Les
mois d’été ont été marqués par une
relative, et sans doute inattendue, stabilité sur les marchés
financiers. Outre la reprise des indices boursiers et la baisse des taux
d’intérêt sur les obligations d’État, le
bilan consolidé de l’Eurosystème
n’a guère connu de changement particulier ou de tendance
nouvelle. Le total des actifs a peu varié, de même que
pratiquement tout autre poste individuel.
De
même, les tensions renouvelées que nous avons rapportées
dans un précédent article se sont maintenues. Ainsi, les
emprunts des banques commerciales au titre des opérations
hebdomadaires de refinancement sont restés élevés, à
plus de 130 milliards d’euros, bien plus que les 40 milliards d'euros
qu'ils avaient atteints juste après la deuxième
opération de refinancement de très long terme. Les engagements
externes en euros, nets des créances domestiques en devises, se sont aussi
stabilisées à plus de 120 milliards d’euros, tout près
de leur record historique de 127 milliards d’euros atteint en fin
juillet. Nous y avons vu déjà un indicateur de retrait de liquidités
des banques commerciales de la zone euro.
Une
chose, pourtant, semble bien avoir changé : les contours de la
politique monétaire expansionniste en zone euro se sont
profilés davantage.
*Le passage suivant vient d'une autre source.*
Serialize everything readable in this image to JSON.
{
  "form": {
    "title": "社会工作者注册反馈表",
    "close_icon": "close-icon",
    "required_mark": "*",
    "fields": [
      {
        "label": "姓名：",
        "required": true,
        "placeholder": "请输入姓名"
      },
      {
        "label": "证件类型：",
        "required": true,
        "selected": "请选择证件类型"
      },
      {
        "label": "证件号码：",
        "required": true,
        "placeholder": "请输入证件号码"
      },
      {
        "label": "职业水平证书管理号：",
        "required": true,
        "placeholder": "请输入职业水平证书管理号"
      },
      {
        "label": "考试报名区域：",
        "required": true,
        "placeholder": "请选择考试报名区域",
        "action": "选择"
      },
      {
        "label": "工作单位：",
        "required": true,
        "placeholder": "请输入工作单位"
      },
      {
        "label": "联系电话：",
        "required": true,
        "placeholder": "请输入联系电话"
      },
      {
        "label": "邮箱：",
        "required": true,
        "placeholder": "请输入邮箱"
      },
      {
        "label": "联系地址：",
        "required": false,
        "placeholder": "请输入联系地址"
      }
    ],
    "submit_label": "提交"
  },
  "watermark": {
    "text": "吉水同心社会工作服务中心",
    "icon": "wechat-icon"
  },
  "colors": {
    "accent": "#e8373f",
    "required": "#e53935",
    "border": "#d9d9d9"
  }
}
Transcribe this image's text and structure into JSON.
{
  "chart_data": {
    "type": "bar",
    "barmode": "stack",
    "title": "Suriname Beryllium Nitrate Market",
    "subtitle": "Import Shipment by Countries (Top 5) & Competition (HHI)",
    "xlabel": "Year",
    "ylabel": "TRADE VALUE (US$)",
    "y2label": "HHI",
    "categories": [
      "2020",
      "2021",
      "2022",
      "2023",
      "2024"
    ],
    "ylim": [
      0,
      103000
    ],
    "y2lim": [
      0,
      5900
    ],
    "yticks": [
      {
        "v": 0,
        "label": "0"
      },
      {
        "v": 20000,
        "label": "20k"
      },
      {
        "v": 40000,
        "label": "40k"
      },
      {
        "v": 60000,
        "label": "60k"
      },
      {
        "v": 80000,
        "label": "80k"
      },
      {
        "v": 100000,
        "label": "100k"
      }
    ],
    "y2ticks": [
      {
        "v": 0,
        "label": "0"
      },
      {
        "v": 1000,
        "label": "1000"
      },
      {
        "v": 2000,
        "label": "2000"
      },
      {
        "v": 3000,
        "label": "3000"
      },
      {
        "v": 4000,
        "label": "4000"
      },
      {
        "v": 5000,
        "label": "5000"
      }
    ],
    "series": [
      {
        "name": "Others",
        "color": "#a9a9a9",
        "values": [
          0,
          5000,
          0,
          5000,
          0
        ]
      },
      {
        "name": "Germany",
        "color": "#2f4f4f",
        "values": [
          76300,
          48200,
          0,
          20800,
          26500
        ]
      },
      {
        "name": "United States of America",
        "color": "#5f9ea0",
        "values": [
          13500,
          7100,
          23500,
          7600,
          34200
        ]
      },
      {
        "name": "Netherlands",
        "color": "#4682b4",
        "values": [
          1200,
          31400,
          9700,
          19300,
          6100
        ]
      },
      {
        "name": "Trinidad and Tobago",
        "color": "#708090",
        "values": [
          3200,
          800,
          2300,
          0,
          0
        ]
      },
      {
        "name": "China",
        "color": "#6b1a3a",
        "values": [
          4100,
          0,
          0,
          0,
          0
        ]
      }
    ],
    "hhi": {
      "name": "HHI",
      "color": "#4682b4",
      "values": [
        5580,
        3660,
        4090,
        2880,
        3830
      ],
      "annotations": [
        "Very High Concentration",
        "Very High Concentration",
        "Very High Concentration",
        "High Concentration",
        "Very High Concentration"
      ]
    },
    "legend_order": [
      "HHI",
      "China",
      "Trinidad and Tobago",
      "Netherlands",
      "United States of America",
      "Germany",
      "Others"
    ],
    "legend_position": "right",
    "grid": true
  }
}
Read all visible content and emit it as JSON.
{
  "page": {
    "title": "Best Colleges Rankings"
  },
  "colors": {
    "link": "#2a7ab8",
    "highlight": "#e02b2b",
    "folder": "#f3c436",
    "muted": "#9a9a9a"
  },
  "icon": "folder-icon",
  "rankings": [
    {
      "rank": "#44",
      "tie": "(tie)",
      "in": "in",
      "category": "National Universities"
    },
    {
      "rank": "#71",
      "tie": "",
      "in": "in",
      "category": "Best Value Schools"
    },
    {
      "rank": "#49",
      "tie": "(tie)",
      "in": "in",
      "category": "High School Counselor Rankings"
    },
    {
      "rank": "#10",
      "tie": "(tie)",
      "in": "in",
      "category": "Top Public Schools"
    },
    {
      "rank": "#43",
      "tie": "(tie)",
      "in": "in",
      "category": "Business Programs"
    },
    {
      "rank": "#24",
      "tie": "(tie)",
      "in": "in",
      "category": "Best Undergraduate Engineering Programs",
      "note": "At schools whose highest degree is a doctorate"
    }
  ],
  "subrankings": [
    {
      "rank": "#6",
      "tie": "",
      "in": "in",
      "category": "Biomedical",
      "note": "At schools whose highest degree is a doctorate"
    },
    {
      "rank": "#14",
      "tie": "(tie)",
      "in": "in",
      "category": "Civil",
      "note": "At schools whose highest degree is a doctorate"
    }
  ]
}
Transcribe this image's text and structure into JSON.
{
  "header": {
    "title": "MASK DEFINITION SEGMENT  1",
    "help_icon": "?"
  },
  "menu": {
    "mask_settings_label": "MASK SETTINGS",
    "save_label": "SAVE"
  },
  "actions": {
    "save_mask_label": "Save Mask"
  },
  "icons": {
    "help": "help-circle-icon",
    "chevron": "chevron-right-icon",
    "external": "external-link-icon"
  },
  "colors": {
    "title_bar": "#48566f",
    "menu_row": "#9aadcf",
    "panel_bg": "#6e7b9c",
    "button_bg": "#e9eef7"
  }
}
Mario Draghi
lui-même, président de la Banque centrale européenne
(BCE), est monté au créneau pour affirmer que les canaux de
transmission des outils traditionnels de la politique monétaire ne
fonctionnaient plus, et que par conséquent des mesures exceptionnelles
étaient à envisager. Son argumentation se base sur le fait que
les taux d'intérêt payés dans les pays du centre et dans
les pays périphériques continuent de diverger, qu'il s'agisse
des acteurs économiques privés ou des États
eux-mêmes. Pour M. Draghi, il n'y aurait donc
point de politique monétaire efficace ni d’'union
monétaire viable sans taux d'intérêt unique. Cette
affirmation confond deux visions bien différentes de l'union
monétaire et de la politique la concernant, et mérite
d'être examinée plus en détails.
Une
union monétaire économique viable implique une divergence entre les taux d'intérêt
payés par les différents acteurs économiques. Il en est
ainsi car le taux d'intérêt impliqué dans chaque
transaction de crédit résulte d'un ensemble de facteurs dont
certains seulement sont universels pour tous les agents économiques.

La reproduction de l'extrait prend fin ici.